Tulsa Charter Leaders Charged with Massive Fraud

Tulsa Charter Leaders Charged with Massive Fraud

The founders of Epic Charter School were charged in a charter school scheme that defrauded Oklahoma’s largest school system out of tens of millions of taxpayer dollars by enrolling ghost students, falsifying invoices, and using credit cards paid for with school funds to cover personal and out-of-state charter school expenses, the Tulsa World reported. The charges came after an investigative audit in October of 2020 by the state auditor and inspector initiated a years-long probe by the Oklahoma State Bureau of Investigation.

Epic Charter Schools founders David Chaney and Ben Harris, along with several other co-conspirators, were charged with embezzling $14 million in state funds by falsifying invoices to justify payments to Epic Youth Services, a for-profit management company headed by the same pair. Another $3.3 million in illegal transfers were made to the same company from the charter schools’ Student Learning Fund, according to the Tulsa World.

The former CFO for both Epic Charter Schools and Epic Youth Services, Josh Brock, is accused of issuing himself illegal overpayments totaling $1.1 million directly from Epic’s Student Learning Fund, as reimbursements for purchases made on his personal credit card. Over $350,000 in public funds was illegally paid to Chaney to reimburse payments on a personal credit card. Plus, over $550,000 in purchases were made on Chaney’ credit card during 2021 to cover the cost of opening another arm of Epic in California, reimbursed with Oklahoma tax dollars, reported the Tulsa World.

Oklahoma law prohibits for-profit charter schools. Epic’s charter network was accordingly established as a non-profit entity. However, the law does not stop charter schools from engaging with for-profit vendors. Chaney and Harris to that end established the for-profit Epic Youth Services (EYS) to secure a percentage of every dollar of the school’s state and federal funding for themselves, according to the Tulsa World.
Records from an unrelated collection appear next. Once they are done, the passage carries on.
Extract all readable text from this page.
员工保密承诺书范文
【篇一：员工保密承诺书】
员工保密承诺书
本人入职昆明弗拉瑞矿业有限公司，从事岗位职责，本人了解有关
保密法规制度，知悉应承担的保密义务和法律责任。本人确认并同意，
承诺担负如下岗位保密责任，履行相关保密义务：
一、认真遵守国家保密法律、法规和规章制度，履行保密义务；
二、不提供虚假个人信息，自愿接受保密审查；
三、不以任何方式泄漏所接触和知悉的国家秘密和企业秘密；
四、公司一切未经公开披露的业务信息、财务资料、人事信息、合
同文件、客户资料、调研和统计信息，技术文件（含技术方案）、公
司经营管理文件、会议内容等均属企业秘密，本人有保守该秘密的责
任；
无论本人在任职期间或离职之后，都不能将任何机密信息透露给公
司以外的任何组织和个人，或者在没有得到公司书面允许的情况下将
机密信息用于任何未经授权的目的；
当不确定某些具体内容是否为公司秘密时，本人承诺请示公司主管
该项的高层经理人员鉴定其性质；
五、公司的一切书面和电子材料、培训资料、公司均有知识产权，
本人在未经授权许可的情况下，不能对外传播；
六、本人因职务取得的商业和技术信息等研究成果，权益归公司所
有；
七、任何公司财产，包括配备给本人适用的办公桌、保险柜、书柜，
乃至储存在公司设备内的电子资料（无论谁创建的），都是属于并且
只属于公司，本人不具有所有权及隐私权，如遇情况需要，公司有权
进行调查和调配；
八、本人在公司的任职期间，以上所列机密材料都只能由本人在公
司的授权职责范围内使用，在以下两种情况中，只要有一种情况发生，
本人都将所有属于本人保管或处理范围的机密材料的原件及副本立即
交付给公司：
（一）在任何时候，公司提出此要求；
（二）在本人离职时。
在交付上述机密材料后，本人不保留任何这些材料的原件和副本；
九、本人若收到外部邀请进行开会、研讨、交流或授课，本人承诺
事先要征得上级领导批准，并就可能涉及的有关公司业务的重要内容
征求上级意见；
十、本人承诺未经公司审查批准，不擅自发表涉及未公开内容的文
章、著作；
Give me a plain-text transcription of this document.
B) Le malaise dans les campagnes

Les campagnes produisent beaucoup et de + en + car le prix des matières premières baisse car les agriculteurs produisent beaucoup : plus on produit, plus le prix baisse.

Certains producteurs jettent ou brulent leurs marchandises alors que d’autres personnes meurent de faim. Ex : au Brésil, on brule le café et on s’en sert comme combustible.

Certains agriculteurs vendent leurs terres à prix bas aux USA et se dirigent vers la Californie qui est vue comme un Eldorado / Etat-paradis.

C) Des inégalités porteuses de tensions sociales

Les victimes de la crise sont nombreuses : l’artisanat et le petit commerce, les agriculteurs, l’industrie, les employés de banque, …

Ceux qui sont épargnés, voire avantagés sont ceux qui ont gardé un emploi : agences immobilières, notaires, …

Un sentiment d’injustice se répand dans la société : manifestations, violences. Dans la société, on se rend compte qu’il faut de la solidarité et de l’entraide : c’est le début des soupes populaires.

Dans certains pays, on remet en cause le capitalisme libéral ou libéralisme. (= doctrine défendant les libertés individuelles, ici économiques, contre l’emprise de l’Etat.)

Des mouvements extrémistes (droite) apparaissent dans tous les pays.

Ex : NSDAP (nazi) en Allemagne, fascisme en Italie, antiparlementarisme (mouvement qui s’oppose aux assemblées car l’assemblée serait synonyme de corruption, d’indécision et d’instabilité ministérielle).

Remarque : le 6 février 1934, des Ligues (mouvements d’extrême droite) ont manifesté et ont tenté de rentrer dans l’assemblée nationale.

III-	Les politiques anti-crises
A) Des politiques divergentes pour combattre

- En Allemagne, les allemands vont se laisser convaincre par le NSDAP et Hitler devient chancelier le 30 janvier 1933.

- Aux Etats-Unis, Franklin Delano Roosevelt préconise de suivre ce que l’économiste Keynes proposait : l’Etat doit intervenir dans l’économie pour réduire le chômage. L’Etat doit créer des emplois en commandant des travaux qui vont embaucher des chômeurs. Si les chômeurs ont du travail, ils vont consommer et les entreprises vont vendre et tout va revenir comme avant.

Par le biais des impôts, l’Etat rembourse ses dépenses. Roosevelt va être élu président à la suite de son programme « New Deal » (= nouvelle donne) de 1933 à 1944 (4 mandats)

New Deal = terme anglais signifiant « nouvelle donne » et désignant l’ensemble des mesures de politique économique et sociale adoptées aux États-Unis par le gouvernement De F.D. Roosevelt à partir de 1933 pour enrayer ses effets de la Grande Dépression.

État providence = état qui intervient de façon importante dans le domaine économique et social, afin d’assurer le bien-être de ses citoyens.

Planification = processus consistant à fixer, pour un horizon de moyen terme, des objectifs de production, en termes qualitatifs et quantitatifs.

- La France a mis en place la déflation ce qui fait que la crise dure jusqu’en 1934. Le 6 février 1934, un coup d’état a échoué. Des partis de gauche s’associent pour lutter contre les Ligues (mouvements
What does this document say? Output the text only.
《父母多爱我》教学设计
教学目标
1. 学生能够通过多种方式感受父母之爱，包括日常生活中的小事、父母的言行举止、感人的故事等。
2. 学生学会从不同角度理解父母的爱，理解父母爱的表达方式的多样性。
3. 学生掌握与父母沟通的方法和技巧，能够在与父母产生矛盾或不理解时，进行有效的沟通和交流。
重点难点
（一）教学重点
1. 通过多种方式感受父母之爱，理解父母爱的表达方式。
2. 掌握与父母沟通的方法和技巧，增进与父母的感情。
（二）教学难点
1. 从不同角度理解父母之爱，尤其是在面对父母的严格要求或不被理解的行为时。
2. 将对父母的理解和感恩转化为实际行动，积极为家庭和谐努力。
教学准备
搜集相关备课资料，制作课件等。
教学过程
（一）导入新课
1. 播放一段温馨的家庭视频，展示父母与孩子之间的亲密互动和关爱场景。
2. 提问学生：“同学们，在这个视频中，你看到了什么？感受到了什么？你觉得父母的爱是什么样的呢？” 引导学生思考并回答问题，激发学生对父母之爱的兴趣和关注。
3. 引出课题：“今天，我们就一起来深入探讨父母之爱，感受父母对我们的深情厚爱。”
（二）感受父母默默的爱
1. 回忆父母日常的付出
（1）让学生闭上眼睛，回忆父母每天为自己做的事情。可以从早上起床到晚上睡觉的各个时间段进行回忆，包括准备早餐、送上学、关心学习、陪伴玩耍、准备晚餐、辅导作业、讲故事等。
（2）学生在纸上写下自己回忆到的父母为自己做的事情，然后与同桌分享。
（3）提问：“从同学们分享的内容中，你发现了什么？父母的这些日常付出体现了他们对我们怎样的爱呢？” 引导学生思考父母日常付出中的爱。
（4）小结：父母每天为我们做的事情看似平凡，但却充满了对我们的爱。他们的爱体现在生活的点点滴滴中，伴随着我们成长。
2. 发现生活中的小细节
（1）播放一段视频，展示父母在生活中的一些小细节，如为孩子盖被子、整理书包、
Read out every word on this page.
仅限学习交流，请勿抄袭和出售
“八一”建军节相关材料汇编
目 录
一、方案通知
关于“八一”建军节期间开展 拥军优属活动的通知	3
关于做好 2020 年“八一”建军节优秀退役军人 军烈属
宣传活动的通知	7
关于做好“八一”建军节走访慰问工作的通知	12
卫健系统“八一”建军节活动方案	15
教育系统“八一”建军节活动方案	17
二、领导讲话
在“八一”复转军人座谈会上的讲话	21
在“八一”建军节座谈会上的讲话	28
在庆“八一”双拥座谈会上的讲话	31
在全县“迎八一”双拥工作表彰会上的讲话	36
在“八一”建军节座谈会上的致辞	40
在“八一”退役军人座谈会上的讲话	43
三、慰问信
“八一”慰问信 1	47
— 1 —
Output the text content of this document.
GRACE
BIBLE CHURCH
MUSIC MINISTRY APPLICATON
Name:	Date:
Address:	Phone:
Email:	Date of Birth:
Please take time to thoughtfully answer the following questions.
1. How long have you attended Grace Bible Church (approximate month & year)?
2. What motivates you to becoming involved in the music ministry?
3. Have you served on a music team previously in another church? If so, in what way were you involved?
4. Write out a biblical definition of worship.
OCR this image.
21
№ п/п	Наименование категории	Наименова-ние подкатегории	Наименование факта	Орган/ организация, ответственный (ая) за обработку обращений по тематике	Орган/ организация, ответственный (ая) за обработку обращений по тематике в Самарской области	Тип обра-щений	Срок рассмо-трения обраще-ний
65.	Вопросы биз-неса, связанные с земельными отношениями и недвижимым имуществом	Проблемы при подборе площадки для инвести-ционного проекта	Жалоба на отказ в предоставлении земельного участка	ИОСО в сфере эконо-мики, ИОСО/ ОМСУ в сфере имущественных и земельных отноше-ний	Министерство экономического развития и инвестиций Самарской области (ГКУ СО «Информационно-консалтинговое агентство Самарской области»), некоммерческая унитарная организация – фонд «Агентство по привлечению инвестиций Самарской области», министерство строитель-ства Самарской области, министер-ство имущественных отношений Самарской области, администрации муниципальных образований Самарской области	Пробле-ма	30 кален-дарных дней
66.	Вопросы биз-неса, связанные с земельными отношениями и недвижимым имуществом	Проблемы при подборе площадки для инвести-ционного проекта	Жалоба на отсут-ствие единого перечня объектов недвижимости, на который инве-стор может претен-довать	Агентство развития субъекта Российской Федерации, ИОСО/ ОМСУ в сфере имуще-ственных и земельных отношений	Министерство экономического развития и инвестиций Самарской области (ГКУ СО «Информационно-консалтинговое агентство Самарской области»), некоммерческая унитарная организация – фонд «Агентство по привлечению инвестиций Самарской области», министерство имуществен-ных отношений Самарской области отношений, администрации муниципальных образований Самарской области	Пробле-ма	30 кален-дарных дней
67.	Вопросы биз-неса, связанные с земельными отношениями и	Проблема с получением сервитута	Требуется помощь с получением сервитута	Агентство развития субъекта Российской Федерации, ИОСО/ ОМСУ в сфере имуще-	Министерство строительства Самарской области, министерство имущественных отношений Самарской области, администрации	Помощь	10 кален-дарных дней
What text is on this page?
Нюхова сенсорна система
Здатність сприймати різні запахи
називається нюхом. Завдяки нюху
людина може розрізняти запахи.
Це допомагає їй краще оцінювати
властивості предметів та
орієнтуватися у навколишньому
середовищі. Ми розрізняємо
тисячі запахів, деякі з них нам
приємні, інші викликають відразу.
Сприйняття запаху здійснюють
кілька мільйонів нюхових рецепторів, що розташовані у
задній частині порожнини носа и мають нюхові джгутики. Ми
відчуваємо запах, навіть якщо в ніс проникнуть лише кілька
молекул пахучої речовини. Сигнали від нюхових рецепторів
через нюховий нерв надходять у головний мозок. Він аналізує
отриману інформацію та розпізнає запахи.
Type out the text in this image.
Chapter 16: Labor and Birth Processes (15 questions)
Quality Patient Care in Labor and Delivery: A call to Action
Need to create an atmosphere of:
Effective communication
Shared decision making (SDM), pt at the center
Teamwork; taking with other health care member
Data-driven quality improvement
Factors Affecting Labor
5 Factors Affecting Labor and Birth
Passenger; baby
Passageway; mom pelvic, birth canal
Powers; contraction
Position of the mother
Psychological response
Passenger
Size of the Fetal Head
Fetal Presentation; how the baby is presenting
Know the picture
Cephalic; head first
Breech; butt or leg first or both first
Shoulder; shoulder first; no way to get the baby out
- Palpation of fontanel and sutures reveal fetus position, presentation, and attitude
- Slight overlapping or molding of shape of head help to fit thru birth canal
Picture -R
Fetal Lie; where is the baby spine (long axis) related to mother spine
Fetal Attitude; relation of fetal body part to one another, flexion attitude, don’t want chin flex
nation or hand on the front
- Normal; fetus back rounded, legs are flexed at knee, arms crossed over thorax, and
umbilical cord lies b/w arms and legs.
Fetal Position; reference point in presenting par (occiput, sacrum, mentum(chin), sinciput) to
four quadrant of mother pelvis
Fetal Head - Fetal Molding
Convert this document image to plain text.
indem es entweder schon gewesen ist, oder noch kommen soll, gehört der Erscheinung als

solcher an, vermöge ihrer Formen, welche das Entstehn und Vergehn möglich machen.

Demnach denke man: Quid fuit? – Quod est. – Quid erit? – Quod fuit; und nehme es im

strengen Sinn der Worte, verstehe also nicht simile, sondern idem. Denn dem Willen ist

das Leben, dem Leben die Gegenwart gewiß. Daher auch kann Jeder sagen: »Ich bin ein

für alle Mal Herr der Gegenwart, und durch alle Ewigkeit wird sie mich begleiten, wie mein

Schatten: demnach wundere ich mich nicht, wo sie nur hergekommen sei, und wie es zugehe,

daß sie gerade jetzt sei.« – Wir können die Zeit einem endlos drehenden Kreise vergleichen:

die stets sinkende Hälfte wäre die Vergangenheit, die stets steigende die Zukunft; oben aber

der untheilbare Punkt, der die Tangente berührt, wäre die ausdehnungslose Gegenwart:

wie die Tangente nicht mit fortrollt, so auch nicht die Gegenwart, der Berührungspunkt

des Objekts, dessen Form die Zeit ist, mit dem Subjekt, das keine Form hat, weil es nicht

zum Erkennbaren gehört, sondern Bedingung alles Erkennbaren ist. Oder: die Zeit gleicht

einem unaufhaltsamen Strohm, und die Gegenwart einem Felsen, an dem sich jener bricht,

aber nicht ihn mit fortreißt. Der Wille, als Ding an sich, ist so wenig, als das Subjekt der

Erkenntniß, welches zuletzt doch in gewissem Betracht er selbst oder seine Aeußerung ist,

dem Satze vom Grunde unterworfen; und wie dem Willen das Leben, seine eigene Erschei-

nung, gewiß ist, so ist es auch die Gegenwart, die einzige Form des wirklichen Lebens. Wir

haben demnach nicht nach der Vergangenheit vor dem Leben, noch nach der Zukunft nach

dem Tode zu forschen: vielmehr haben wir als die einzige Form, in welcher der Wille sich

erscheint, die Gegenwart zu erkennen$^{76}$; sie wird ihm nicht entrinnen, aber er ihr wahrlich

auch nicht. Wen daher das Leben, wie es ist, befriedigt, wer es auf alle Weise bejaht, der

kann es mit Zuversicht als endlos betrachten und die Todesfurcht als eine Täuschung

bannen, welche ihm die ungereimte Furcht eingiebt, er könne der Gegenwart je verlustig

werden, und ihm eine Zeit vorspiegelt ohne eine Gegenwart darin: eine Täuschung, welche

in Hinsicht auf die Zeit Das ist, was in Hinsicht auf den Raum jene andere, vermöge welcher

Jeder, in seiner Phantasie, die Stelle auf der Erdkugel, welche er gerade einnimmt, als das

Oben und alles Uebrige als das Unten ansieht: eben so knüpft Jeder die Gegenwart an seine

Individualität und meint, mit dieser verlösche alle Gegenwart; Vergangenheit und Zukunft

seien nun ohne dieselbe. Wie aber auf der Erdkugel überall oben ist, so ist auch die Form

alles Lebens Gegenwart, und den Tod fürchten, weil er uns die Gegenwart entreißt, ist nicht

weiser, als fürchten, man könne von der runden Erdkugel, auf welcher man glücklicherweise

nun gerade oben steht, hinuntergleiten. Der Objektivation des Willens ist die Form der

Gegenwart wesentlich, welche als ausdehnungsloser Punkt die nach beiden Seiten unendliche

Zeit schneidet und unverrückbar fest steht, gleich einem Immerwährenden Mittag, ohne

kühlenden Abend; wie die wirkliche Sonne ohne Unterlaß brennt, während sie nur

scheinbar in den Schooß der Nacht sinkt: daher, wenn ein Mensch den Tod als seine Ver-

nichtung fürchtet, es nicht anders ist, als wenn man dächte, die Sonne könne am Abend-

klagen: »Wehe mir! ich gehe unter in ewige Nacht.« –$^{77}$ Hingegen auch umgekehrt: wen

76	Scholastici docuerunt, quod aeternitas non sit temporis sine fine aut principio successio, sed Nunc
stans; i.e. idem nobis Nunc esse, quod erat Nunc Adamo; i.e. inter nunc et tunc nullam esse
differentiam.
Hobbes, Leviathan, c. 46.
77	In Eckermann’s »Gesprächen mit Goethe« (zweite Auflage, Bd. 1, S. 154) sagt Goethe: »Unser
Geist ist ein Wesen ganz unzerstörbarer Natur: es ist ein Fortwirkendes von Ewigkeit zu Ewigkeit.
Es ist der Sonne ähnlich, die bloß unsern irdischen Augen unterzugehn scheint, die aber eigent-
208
Though Oklahoma law limits public schools to spending no more than 5 percent of their taxpayer funding on administrative costs, EYS was taking a 10 percent cut: it received more than $69.3 million in fees to manage Epic since 2013, with Harris reportedly receiving $24.8 million, Cheney $23.2 million, and Brock $7.1 million, the Tulsa World reported. That means that only $14.2 million was left for the management of the Epic network between 2013 and 2021.

The leaders of Epic Charter Schools are also charged with heading a pyramid scheme meant to boost enrollment and garner more state funds by signing up students in private schools as well as home-schooled students who were not actually engaged as full-time students. Some parents, in fact, had no idea their children were enrolled in Epic at all, according to the Tulsa World.